When the songs premiered, gay Twitter naturally exploded—some people were literally downloading the tracks on their smartphones at gay bars—but many fans expected little from Madonna’s 13th album. Since her 1998 comeback Ray of Light, Madonna has released five full-lengths, but only two have been truly worthwhile: Music and Confessions on a Dance Floor. In recent years, instead of collaborating with relatively obscure producers as she did on classics like Erotica and Ray of Light, Madonna has hired major names like Timbaland and Benny Benassi. The results, 2008’s Hard Candy and 2012’s MDNA, sounded tepid.

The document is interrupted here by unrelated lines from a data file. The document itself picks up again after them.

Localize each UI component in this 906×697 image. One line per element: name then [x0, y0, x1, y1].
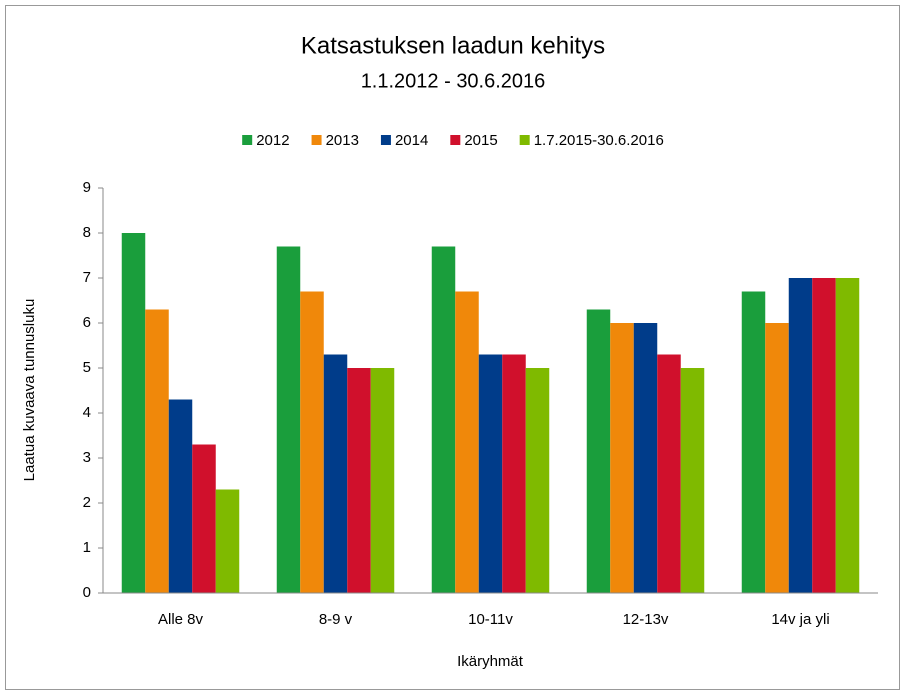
legend-label: 1.7.2015-30.6.2016: [534, 132, 664, 149]
y-tick-label: 2: [83, 494, 91, 511]
bar: [168, 399, 193, 593]
y-tick-label: 0: [83, 584, 91, 601]
bar: [835, 278, 860, 593]
bar: [347, 368, 371, 593]
bar: [765, 323, 789, 593]
bar: [812, 278, 836, 593]
legend-label: 2013: [326, 132, 359, 149]
legend-label: 2015: [464, 132, 497, 149]
bar: [215, 489, 240, 593]
bar: [741, 291, 766, 593]
bar: [121, 233, 146, 593]
x-tick-label: 10-11v: [468, 611, 513, 628]
y-tick-label: 8: [83, 224, 91, 241]
legend-label: 2012: [256, 132, 289, 149]
legend-swatch: [519, 135, 530, 145]
y-axis-label: Laatua kuvaava tunnusluku: [21, 299, 38, 482]
bar: [525, 368, 550, 593]
y-tick-label: 9: [83, 179, 91, 196]
bar: [276, 246, 301, 593]
bar: [680, 368, 705, 593]
legend-swatch: [450, 135, 461, 145]
y-tick-label: 3: [83, 449, 91, 466]
y-tick-label: 7: [83, 269, 91, 286]
bar: [370, 368, 395, 593]
bar: [788, 278, 813, 593]
bar: [657, 354, 681, 593]
legend-swatch: [311, 135, 322, 145]
legend-label: 2014: [395, 132, 428, 149]
x-tick-label: 8-9 v: [319, 611, 353, 628]
x-tick-label: 14v ja yli: [771, 611, 829, 628]
x-tick-label: Alle 8v: [158, 611, 204, 628]
legend-swatch: [380, 135, 391, 145]
y-tick-label: 1: [83, 539, 91, 556]
legend-swatch: [242, 135, 253, 145]
bar: [610, 323, 634, 593]
bar: [431, 246, 456, 593]
x-tick-label: 12-13v: [623, 611, 669, 628]
bar: [478, 354, 503, 593]
y-tick-label: 6: [83, 314, 91, 331]
bar: [455, 291, 479, 593]
bar: [323, 354, 348, 593]
bar: [300, 291, 324, 593]
chart-subtitle: 1.1.2012 - 30.6.2016: [361, 70, 546, 92]
x-axis-label: Ikäryhmät: [457, 653, 524, 670]
bar: [145, 309, 169, 593]
chart-title: Katsastuksen laadun kehitys: [301, 32, 605, 59]
bar: [633, 323, 658, 593]
bar: [502, 354, 526, 593]
y-tick-label: 4: [83, 404, 91, 421]
bar: [586, 309, 611, 593]
bar: [192, 444, 216, 593]
y-tick-label: 5: [83, 359, 91, 376]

On “Give Me All Your Luvin’,” a 2012 song featuring Nicki Minaj and MIA, she sounded downright bland when placed next to the rappers’ swag, like the queen of pop was attempting to reclaim her title from female MCs who had never stolen her throne in the first place. Coupled with an awkward Super Bowl performance and a lackluster grinding session with Miley Cyrus, some fans believed Madonna had lost her creative way and become a vampire lusting after her competitors’ youth.
Rebel Heart takes this critique and uses it as gasoline for empowerment anthems and vulnerable confessions perfect for the surreal, tragic year known as 2014 . The lead single “Living for Love” discusses surviving after a breakup with a guy Madonna left herself vulnerable to. (The person could easily be her haters.) “I’m gonna carry on,” Madonna triumphantly sings. “Living for love / I’m not giving up.”

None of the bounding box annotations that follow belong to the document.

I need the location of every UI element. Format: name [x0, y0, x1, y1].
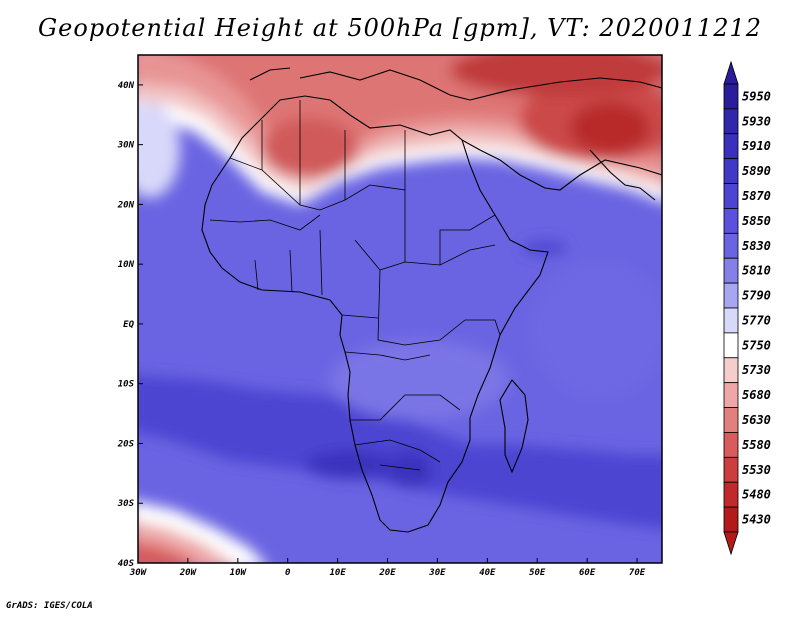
lon-tick-label: 20E: [378, 568, 396, 578]
lon-tick-label: 30E: [428, 568, 446, 578]
coastlines: [201, 67, 662, 533]
map-title: Geopotential Height at 500hPa [gpm], VT:…: [38, 14, 762, 42]
colorbar-box: [723, 83, 739, 110]
colorbar-box: [723, 407, 739, 433]
grads-credit: GrADS: IGES/COLA: [6, 601, 93, 611]
lat-tick-label: 40N: [118, 81, 135, 91]
colorbar-box: [723, 232, 739, 259]
lon-tick-label: 10W: [230, 568, 248, 578]
colorbar-box: [723, 456, 739, 483]
colorbar-box: [723, 307, 739, 334]
lon-tick-label: 0: [285, 568, 291, 578]
colorbar-box: [723, 481, 739, 508]
lat-tick-label: 20S: [117, 439, 135, 449]
colorbar-box: [723, 357, 739, 384]
lon-tick-label: 10E: [329, 568, 346, 578]
colorbar-box: [723, 332, 739, 359]
lat-tick-label: 40S: [118, 559, 135, 569]
lon-tick-label: 60E: [579, 568, 596, 578]
colorbar-level-label: 5750: [742, 338, 771, 352]
lat-tick-label: 30N: [117, 141, 135, 151]
lat-tick-label: 10S: [118, 380, 135, 390]
colorbar-level-label: 5870: [742, 189, 771, 203]
longitude-ticks: 30W 20W 10W 0 10E 20E 30E 40E 50E 60E 70E: [129, 558, 646, 578]
lon-tick-label: 40E: [479, 568, 496, 578]
colorbar-level-label: 5680: [742, 388, 771, 402]
colorbar-box: [723, 282, 739, 309]
country-borders: [209, 100, 501, 471]
colorbar-level-label: 5770: [742, 313, 771, 327]
colorbar-level-label: 5430: [742, 513, 771, 527]
height-field: [138, 55, 662, 563]
colorbar-level-label: 5630: [742, 413, 771, 427]
lon-tick-label: 70E: [629, 568, 646, 578]
lon-tick-label: 20W: [179, 568, 198, 578]
colorbar-box: [723, 506, 739, 533]
colorbar-level-label: 5810: [742, 264, 771, 278]
colorbar-level-label: 5930: [742, 114, 771, 128]
colorbar-level-label: 5580: [742, 438, 771, 452]
colorbar-level-label: 5950: [742, 89, 771, 103]
colorbar-box: [723, 158, 739, 184]
colorbar-max-arrow: [723, 60, 739, 85]
lat-tick-label: 30S: [117, 499, 135, 509]
lat-tick-label: 10N: [118, 260, 135, 270]
lat-tick-label: EQ: [123, 320, 134, 330]
colorbar-box: [723, 382, 739, 408]
lon-tick-label: 30W: [129, 568, 148, 578]
colorbar-min-arrow: [723, 531, 739, 556]
latitude-ticks: 40N 30N 20N 10N EQ 10S 20S 30S 40S: [117, 81, 143, 569]
colorbar-level-label: 5850: [742, 214, 771, 228]
lat-tick-label: 20N: [117, 200, 135, 210]
colorbar-level-label: 5830: [742, 239, 771, 253]
map-frame: [137, 54, 663, 564]
colorbar-level-label: 5910: [742, 139, 771, 153]
colorbar-level-label: 5480: [742, 488, 771, 502]
colorbar-boxes: [723, 60, 739, 556]
colorbar-level-label: 5790: [742, 289, 771, 303]
colorbar-level-label: 5530: [742, 463, 771, 477]
colorbar-box: [723, 183, 739, 209]
colorbar-box: [723, 432, 739, 458]
colorbar-level-label: 5730: [742, 363, 771, 377]
lon-tick-label: 50E: [529, 568, 546, 578]
colorbar-labels: 5950 5930 5910 5890 5870 5850 5830 5810 5790 5770…: [742, 89, 771, 526]
colorbar-box: [723, 257, 739, 284]
colorbar-box: [723, 133, 739, 160]
colorbar-box: [723, 208, 739, 234]
colorbar-box: [723, 108, 739, 135]
colorbar-level-label: 5890: [742, 164, 771, 178]
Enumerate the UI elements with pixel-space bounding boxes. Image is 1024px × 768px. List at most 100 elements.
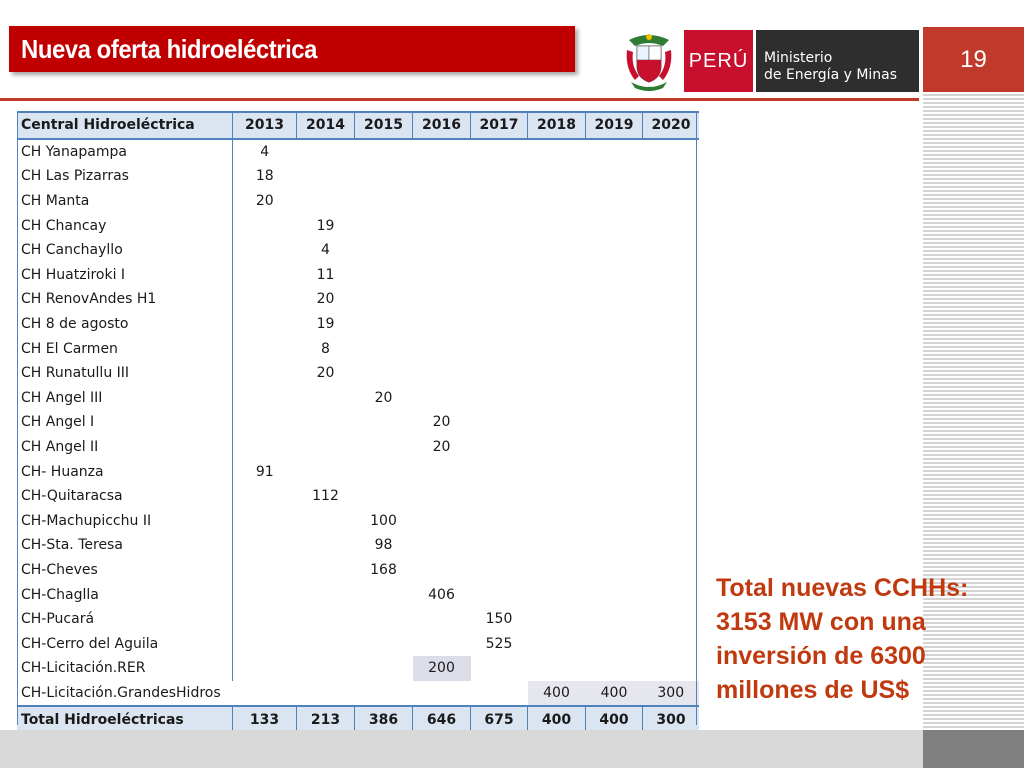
- footer-bar: [0, 730, 923, 768]
- capacity-cell: [297, 164, 355, 189]
- table-row: CH-Machupicchu II 100: [17, 508, 699, 534]
- capacity-cell: [297, 533, 355, 558]
- capacity-cell: 200: [412, 656, 471, 681]
- capacity-cell: [586, 631, 643, 656]
- capacity-cell: [528, 484, 586, 509]
- capacity-cell: [233, 312, 297, 337]
- capacity-cell: [413, 213, 471, 238]
- capacity-cell: [297, 558, 355, 583]
- column-header: 2016: [412, 111, 471, 140]
- capacity-cell: [413, 238, 471, 263]
- plant-name-cell: CH-Cheves: [17, 557, 233, 583]
- capacity-cell: 20: [432, 414, 451, 431]
- capacity-cell: [643, 386, 700, 411]
- capacity-cell: [297, 631, 355, 656]
- capacity-cell: [471, 582, 528, 607]
- capacity-cell: 112: [312, 488, 339, 505]
- capacity-cell: [233, 607, 297, 632]
- capacity-cell: 400: [527, 680, 586, 707]
- capacity-cell: [586, 238, 643, 263]
- capacity-cell: [413, 312, 471, 337]
- capacity-cell: [528, 164, 586, 189]
- ministry-line-1: Ministerio: [764, 50, 833, 66]
- page-number-text: 19: [960, 45, 987, 73]
- capacity-cell: [586, 435, 643, 460]
- total-label: Total Hidroeléctricas: [17, 705, 233, 734]
- capacity-cell: 8: [321, 340, 330, 357]
- capacity-cell: [355, 336, 413, 361]
- plant-name-cell: CH-Sta. Teresa: [17, 533, 233, 558]
- capacity-cell: [233, 386, 297, 411]
- total-cell: 386: [354, 705, 413, 734]
- hydro-plants-table: Central Hidroeléctrica 2013 2014 2015 20…: [17, 111, 699, 734]
- capacity-cell: [413, 484, 471, 509]
- table-row: CH Canchayllo 4: [17, 237, 699, 263]
- capacity-cell: [528, 459, 586, 484]
- total-row: Total Hidroeléctricas 133 213 386 646 67…: [17, 705, 699, 734]
- capacity-cell: [233, 656, 297, 681]
- capacity-cell: [471, 681, 528, 707]
- capacity-cell: [233, 213, 297, 238]
- plant-name-cell: CH- Huanza: [17, 459, 233, 484]
- capacity-cell: [413, 386, 471, 411]
- capacity-cell: [586, 139, 643, 165]
- capacity-cell: [471, 238, 528, 263]
- plant-name-cell: CH-Cerro del Aguila: [17, 631, 233, 657]
- capacity-cell: [586, 312, 643, 337]
- capacity-cell: 4: [260, 143, 270, 160]
- capacity-cell: [233, 361, 297, 386]
- capacity-cell: [413, 189, 471, 214]
- capacity-cell: [643, 263, 700, 288]
- plant-name-cell: CH-Licitación.GrandesHidros: [21, 684, 221, 701]
- capacity-cell: [643, 607, 700, 632]
- table-row: CH Runatullu III 20: [17, 360, 699, 386]
- capacity-cell: [528, 238, 586, 263]
- capacity-cell: [586, 607, 643, 632]
- capacity-cell: [586, 361, 643, 386]
- total-cell: 675: [470, 705, 528, 734]
- capacity-cell: [471, 459, 528, 484]
- capacity-cell: [355, 607, 413, 632]
- total-cell: 400: [585, 705, 643, 734]
- capacity-cell: [643, 189, 700, 214]
- capacity-cell: [233, 582, 297, 607]
- plant-name-cell: CH-Pucará: [17, 606, 233, 632]
- capacity-cell: [297, 681, 355, 707]
- title-banner: Nueva oferta hidroeléctrica: [9, 26, 575, 72]
- capacity-cell: [586, 164, 643, 189]
- capacity-cell: [355, 484, 413, 509]
- capacity-cell: 4: [321, 242, 330, 259]
- page-title: Nueva oferta hidroeléctrica: [21, 34, 317, 64]
- capacity-cell: [413, 287, 471, 312]
- column-header: 2013: [232, 111, 297, 140]
- capacity-cell: [355, 287, 413, 312]
- capacity-cell: 19: [316, 217, 335, 234]
- capacity-cell: [586, 459, 643, 484]
- capacity-cell: 19: [316, 316, 335, 333]
- capacity-cell: [643, 558, 700, 583]
- capacity-cell: [471, 164, 528, 189]
- capacity-cell: 168: [370, 561, 397, 578]
- capacity-cell: [586, 558, 643, 583]
- capacity-cell: [643, 656, 700, 681]
- capacity-cell: [586, 386, 643, 411]
- capacity-cell: [528, 287, 586, 312]
- capacity-cell: [413, 533, 471, 558]
- capacity-cell: 525: [485, 635, 513, 652]
- capacity-cell: [297, 189, 355, 214]
- table-row: CH Las Pizarras 18: [17, 164, 699, 189]
- capacity-cell: [586, 533, 643, 558]
- plant-name-cell: CH-Chaglla: [17, 582, 233, 607]
- plant-name-cell: CH Las Pizarras: [17, 164, 233, 189]
- plant-name-cell: CH El Carmen: [17, 336, 233, 361]
- total-cell: 646: [412, 705, 471, 734]
- capacity-cell: [643, 582, 700, 607]
- capacity-cell: [586, 410, 643, 435]
- table-row: CH Angel III 20: [17, 385, 700, 411]
- capacity-cell: [355, 459, 413, 484]
- capacity-cell: [643, 139, 700, 165]
- table-row: CH-Cheves 168: [17, 557, 700, 583]
- plant-name-cell: CH 8 de agosto: [17, 311, 233, 337]
- table-row: CH El Carmen 8: [17, 336, 699, 361]
- capacity-cell: [413, 164, 471, 189]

Against a throbbing Diplo beat on a later track called “Bitch, I’m Madonna,” her angriest song since 1994’s “Human Nature,” the pop star sings about “jumping in the pool and swimming with our clothes on” and then imitates the ageist critics who complain about her dressing like a twentysomething. “Who do you think you are?” she angrily asks, before answering herself: “Bitch, I’m Madonna.” Next, Nicki Minaj jumps on the track, embodying Madonna. “Ain’t got a thing left for me to prove / It’s that bottle service all night,” she raps. “Bitch, I’m Madonna. These hoes know.” Unlike her “Give Me All Your Luvin'” verse, Minaj’s vocal swagger compliments Madonna instead of overpowering her. Madonna’s anger gives her a charisma we haven’t seen since she danced alone in a dance studio to “Hung Up” nearly a decade ago.

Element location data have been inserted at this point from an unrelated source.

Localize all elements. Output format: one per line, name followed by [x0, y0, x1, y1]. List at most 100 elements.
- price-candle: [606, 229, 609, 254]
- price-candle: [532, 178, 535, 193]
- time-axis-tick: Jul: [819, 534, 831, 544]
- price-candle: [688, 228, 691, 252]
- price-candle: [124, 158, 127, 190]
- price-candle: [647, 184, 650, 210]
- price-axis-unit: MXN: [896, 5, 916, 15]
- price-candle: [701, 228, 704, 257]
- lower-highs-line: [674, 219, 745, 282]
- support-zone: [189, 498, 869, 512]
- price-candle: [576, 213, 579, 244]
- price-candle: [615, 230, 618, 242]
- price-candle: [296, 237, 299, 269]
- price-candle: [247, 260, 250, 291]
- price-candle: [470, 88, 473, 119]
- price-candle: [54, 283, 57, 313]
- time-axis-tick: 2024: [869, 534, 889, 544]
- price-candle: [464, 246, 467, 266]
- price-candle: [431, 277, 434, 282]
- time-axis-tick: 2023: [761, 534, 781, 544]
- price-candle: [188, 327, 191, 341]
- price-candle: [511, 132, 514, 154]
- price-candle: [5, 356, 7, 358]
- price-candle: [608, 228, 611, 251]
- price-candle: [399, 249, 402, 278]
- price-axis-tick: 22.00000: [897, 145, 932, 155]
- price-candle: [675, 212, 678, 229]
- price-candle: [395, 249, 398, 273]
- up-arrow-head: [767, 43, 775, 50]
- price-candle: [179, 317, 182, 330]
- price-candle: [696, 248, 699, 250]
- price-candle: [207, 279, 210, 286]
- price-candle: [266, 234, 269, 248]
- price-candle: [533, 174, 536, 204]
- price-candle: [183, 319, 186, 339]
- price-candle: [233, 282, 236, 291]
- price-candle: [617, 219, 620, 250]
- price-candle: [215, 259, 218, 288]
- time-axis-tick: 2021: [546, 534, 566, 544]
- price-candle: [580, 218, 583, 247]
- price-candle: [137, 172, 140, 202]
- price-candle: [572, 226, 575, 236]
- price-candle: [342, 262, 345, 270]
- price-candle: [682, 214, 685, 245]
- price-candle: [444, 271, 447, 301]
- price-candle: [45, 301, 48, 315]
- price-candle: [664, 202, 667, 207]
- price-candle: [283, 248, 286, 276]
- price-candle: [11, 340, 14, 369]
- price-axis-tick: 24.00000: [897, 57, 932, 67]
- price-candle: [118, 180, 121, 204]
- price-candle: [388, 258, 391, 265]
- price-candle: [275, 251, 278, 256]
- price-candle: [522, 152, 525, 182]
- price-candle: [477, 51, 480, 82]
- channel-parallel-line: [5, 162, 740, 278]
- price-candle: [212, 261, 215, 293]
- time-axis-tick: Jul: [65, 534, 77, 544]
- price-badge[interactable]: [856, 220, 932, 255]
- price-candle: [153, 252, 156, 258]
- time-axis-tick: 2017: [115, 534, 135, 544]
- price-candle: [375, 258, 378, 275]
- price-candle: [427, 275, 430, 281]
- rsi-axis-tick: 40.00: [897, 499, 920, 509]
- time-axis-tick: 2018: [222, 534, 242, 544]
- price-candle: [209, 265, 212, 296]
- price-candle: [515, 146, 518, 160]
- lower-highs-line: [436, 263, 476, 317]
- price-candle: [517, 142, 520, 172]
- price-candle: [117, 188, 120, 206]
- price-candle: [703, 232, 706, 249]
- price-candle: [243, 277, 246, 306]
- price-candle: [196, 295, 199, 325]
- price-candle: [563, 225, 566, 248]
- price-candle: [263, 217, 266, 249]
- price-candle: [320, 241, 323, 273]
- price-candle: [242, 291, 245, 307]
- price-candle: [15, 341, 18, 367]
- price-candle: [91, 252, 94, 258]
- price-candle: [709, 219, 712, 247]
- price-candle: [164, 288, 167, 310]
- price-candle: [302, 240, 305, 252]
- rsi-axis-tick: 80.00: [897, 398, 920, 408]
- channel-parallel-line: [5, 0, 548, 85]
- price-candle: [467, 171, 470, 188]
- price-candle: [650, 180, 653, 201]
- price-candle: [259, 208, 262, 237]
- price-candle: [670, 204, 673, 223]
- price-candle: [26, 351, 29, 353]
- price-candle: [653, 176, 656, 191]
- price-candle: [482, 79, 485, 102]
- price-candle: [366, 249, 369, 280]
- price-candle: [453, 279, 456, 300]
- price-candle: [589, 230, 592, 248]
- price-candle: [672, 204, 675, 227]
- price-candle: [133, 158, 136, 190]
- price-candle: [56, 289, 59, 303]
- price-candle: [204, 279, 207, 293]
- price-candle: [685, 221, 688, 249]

On another Diplo joint, “Unapologetic Bitch,” she becomes an Anna Wintour–like boss, echoing “Human Nature”: “It might sound like I’m an unapologetic bitch / but sometimes, you know I’ve got to call it like it is,” she sings. “You know you never really knew how much you loved me ’til you lost me / Did you? / You know you never really knew how much your selfish bullshit cost me / Oh, fuck you.”
As she did on her recent tour, where she flashed her nipple while singing a ballad version of “Like a Virgin,” Madonna veers into the ridiculous on “Illuminati.” “Rihanna don’t know the new world order,” she sings. “It’s not Isis or the phoenix, cameras of Egypt.” The song starts as a vague, confusing meditation on the media, but the song’s chorus (“It’s like everybody in this party shining like Illuminati”) elevates the track from a piece of camp to a great dance banger. Few listeners can relate to a global superstar’s analysis of a celebrity-oriented conspiracy theory, but everyone can relate to feeling like a superstar at a club for a few fleeting minutes.
Madonna’s surprising relatability sounds like downright vulnerability on other tracks. “Devil Pray” opens with string sounds reminiscent of Madonna’s American Life singer-songwriter phase, but avoids the awkwardness of a pop star channeling her inner Liz Phair when a beat kicks in as Madonna sings, “We can do drugs and we can smoke weed and we can drink whiskey.” (She goes on to brag about how they could sniff glue and take E. Did I mention she’s 56?) Like “Illuminati,” the refrain seems absurd, but when Madonna admits she’s “getting weaker” and asks to “sing hallelujah” and save her “soul,” she sounds honest, even spiritual, and for the first time since Confessions on a Dance Floor, she finally fucking nails it.
The vulnerability crescendos on the standout track “Ghosttown,” one of those great dance songs that’s moving but not catchy enough to become a single. “Everything’s gone to hell,” Madonna sings. “All we’ve got is love.” Capturing the mood of the country, she asks how we’ve got to such an odd, terrible place. During the refrain she sounds like she’s painting herself as a savior, belting, “When it all falls down / I’ll be your fire when the lights go out.” But at the end of the chorus, she reveals she’s discussing a one-on-one relationship with the listener: “We’ll be two souls in a ghost town.”
The trick captures what made Madonna great in the 80s and 90s: her ability to sing cliches (“I am a material girl,” “we need a holiday,” “you’ve got to make him express himself”) and transform them into both personalized anthems and universal truths. And the slick, expensive production is catchy as hell this time around. What else can you ask for?